Ah, ethnic retail. Where every saree is a financial instrument, and every bride is an annuity stream.

SSKL has become South India’s darling for ethnic apparel with its four formats: Kalamandir (middle-class silk dreams), Mandir (premium temple vibes), VaraMahalakshmi Silks (wedding powerhouse), and KLM Fashion Mall (budget-plus-Bollywood). Collectively, they cover everything from a ₹200 blouse piece to a ₹3.5 lakh Paithani masterpiece.

But here’s the twist – despite being in the world’s biggest wedding market (India spends $130 billion a year on weddings, second only to the US), SSKL is still a ₹2,400 crore market cap company. Why? Because execution in retail is harder than a Bollywood mother-in-law. Inventory days? 334. Working capital days? 145. Cash conversion? Forget it – it’s more like cash evaporation.

So while the story is seductive – omni-channel presence, AI-powered ERP, 68 stores, 7.6 million customers – the numbers tell a tale of slow compounding and occasional “oops.” And that’s where the detective hat comes on. Is this a quiet compounder in the making or just another silk-wrapped liquidity trap? Let’s investigate.


3. Business Model – WTF Do They Even Do?

Think of SSKL as the D-Mart of sarees, but with more glitter.

  • Kalamandir (₹1,000 – ₹1,00,000 sarees) – the “aam aadmi” segment. Affordable Tusser, Kota, Cotton, Khadi sarees. Your mom drags you here when she says, “Beta, bas ek simple saree chahiye.”
  • Mandir (₹6,000 – ₹3,50,000 designer pieces) – the haute couture of sarees. Banarasi, Patola, Ikat, Paithani.

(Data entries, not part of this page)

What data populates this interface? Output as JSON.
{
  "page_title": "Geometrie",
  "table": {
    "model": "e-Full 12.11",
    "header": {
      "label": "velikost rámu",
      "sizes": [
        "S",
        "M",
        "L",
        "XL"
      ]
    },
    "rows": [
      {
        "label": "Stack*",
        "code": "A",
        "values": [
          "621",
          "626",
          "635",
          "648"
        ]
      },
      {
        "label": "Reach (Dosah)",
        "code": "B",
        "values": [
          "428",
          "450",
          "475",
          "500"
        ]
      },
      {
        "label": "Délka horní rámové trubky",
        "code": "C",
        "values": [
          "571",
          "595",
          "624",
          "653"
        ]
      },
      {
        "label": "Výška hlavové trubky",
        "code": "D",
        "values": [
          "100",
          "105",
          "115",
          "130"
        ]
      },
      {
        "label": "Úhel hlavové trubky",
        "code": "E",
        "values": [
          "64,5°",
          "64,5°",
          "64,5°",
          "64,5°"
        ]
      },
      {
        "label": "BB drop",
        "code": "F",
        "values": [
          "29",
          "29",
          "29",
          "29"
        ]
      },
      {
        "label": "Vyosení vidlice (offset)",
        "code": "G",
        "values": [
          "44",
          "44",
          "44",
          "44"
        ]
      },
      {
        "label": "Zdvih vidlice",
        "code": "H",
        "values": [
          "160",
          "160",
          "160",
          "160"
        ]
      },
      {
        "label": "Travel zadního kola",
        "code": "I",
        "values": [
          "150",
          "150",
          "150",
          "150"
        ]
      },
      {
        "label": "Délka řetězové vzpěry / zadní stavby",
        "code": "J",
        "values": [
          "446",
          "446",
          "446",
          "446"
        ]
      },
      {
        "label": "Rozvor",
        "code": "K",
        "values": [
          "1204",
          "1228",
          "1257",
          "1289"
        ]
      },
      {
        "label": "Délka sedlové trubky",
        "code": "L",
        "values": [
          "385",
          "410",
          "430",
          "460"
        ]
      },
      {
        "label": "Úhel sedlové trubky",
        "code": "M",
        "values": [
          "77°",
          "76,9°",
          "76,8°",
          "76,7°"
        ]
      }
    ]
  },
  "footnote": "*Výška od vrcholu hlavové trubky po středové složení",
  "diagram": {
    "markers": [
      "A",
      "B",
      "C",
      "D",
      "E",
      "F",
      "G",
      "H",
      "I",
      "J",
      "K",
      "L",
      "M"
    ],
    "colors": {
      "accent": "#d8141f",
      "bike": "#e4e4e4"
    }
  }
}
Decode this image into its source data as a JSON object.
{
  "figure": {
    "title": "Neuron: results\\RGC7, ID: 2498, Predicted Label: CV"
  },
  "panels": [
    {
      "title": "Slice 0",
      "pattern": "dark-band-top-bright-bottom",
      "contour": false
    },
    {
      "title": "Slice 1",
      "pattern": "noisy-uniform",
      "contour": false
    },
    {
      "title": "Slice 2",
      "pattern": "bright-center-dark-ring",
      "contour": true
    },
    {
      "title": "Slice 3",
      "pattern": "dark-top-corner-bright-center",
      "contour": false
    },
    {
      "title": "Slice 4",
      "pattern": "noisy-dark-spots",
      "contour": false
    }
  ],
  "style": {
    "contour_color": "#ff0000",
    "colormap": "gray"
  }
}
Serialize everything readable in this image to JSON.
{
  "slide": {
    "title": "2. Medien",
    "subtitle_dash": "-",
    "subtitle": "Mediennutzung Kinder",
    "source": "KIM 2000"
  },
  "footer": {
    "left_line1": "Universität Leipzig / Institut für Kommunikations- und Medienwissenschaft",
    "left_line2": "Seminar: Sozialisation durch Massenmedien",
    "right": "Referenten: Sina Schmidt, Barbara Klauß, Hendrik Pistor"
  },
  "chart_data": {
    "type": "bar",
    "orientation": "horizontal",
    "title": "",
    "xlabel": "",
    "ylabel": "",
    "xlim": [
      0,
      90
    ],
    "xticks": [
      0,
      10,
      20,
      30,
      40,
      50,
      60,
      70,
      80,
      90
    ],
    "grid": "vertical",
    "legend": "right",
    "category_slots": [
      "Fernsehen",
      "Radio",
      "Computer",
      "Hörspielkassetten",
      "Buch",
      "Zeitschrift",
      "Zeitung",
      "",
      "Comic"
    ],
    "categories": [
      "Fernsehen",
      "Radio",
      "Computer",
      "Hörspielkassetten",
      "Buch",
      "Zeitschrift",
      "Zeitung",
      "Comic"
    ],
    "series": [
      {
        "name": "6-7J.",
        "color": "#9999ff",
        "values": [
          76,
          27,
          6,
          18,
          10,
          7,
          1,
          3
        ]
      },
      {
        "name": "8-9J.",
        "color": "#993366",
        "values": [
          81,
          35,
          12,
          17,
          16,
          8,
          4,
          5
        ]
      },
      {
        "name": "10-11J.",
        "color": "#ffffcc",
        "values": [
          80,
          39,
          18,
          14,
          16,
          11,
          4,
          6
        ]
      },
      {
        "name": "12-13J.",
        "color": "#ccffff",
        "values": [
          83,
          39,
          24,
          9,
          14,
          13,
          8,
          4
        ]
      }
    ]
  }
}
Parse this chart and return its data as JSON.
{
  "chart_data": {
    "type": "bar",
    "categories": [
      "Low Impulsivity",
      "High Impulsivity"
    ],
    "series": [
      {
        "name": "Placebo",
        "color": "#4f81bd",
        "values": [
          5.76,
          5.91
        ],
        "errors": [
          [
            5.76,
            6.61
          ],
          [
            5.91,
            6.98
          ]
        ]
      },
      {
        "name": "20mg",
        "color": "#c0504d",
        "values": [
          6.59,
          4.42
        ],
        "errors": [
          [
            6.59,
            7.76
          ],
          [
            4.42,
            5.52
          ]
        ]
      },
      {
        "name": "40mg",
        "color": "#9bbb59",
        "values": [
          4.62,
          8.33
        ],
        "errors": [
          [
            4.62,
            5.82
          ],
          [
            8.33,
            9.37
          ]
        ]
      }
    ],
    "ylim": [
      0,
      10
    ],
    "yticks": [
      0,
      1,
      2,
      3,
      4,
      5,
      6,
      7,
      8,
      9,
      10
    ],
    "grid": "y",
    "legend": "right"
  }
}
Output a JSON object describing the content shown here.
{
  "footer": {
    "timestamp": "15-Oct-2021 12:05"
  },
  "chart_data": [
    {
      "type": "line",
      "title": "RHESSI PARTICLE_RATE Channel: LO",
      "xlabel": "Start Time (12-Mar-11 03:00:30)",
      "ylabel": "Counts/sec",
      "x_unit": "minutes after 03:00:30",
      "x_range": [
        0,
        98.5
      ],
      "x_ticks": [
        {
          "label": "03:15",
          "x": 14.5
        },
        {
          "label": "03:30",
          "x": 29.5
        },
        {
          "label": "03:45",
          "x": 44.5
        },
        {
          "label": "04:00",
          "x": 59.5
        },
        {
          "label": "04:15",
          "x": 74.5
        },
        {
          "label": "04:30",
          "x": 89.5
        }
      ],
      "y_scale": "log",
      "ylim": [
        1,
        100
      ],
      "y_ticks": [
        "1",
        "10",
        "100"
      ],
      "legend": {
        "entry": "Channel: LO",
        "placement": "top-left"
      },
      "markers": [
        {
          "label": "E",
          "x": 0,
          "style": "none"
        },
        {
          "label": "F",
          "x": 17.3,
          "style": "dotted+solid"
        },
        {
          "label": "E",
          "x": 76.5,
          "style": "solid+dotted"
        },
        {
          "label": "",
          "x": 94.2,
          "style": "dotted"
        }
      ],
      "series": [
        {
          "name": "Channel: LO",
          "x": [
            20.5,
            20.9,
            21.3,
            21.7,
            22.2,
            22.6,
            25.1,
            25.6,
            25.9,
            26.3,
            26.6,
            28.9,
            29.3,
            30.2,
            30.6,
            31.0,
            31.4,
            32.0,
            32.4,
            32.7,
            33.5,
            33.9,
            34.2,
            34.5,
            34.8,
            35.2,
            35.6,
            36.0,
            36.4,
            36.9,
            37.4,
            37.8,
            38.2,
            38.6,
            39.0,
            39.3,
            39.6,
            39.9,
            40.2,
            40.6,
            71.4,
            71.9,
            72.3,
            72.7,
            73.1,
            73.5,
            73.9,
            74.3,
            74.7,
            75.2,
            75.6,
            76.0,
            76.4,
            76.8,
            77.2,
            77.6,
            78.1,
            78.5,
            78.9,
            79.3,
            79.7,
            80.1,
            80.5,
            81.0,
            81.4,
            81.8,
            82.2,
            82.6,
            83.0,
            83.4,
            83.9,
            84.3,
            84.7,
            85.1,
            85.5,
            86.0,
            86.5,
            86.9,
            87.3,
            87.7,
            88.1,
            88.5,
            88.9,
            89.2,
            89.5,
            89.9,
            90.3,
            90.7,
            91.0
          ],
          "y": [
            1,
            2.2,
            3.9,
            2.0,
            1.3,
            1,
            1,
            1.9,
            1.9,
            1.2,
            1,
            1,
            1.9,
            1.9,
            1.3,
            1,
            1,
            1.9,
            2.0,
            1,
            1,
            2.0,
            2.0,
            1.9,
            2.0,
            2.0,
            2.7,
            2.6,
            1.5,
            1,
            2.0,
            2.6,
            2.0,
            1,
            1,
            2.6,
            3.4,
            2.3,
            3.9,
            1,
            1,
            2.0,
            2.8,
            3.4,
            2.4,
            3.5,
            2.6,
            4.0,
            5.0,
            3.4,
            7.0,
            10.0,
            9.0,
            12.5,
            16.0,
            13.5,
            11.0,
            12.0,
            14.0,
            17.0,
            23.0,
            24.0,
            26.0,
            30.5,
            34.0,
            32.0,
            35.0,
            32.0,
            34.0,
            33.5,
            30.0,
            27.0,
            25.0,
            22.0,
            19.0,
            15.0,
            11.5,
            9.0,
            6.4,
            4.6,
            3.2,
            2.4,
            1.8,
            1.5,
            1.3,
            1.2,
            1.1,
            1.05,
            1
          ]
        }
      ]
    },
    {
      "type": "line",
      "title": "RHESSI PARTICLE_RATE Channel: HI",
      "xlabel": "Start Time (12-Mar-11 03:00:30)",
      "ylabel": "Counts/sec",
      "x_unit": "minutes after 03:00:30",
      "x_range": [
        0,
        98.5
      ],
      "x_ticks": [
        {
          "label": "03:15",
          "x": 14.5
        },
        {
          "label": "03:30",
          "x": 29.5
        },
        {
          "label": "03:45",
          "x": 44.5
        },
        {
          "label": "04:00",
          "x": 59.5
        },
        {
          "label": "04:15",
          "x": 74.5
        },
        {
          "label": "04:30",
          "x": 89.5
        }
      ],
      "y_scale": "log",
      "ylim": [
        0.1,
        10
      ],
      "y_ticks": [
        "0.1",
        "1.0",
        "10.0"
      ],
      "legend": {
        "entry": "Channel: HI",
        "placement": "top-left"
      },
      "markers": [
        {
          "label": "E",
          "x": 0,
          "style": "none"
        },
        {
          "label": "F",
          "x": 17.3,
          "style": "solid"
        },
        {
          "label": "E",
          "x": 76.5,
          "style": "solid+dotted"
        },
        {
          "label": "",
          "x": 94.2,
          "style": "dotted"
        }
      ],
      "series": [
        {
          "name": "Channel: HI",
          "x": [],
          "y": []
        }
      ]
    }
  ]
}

The place where every purchase requires both your bank balance and your karma balance.
  • Varamahalakshmi Silks (₹4,000 – ₹2,50,000) – the crown jewel. Pure play wedding wear, dominating the “shaadi = silk” equation. Half the revenue now comes from here. And they want to add 95–100% of new stores in this format. Talk about betting all mangalsutras on one bride.
  • KLM Fashion Mall (₹200 – ₹75,000) – the family mall for clothes when you want your teenage son to buy ripped jeans while you’re buying sarees.

Their secret sauce? Cluster expansion. Open stores in city clusters, milk logistics, cross-sell aggressively. Plus, add omni-channel – each brand has its own website, offering live video shopping (yes, literally WhatsApp video calls to buy sarees). Average order value? ₹4,664.

In short, they sell dreams wrapped in 6 yards – but operationally, it’s 334 days of inventory, 6,442 employees to manage, and ERP dashboards that probably scream “Bhai, aur stock kaun uthayega?”


4. Financials Overview

Here’s the quarterly stitchwork:

Source table
MetricLatest Qtr (Jun’25)Same Qtr LY (Jun’24)Prev Qtr (Mar’25)YoY %QoQ %
Revenue₹379 Cr₹267 Cr₹399 Cr41.8%-5.0%
EBITDA₹57 Cr₹19 Cr₹58 Cr200%+-1.7%
PAT₹30 Cr₹2 Cr₹14 Cr1,338%114%
EPS (₹)1.960.140.881,338%123%

Annualised EPS = ₹1.96 x 4 = ₹7.84 → P/E = 20x at CMP ₹157.

Commentary: YoY numbers look like a Diwali bonus (PAT up 1,338%), but QoQ decline in revenue (-5%) says “arre yaar, dulhan season khatam hogaya.” Saree business is as seasonal as mangoes – Q1 shines, Q2 rains, Q3 weddings, Q4 exam season.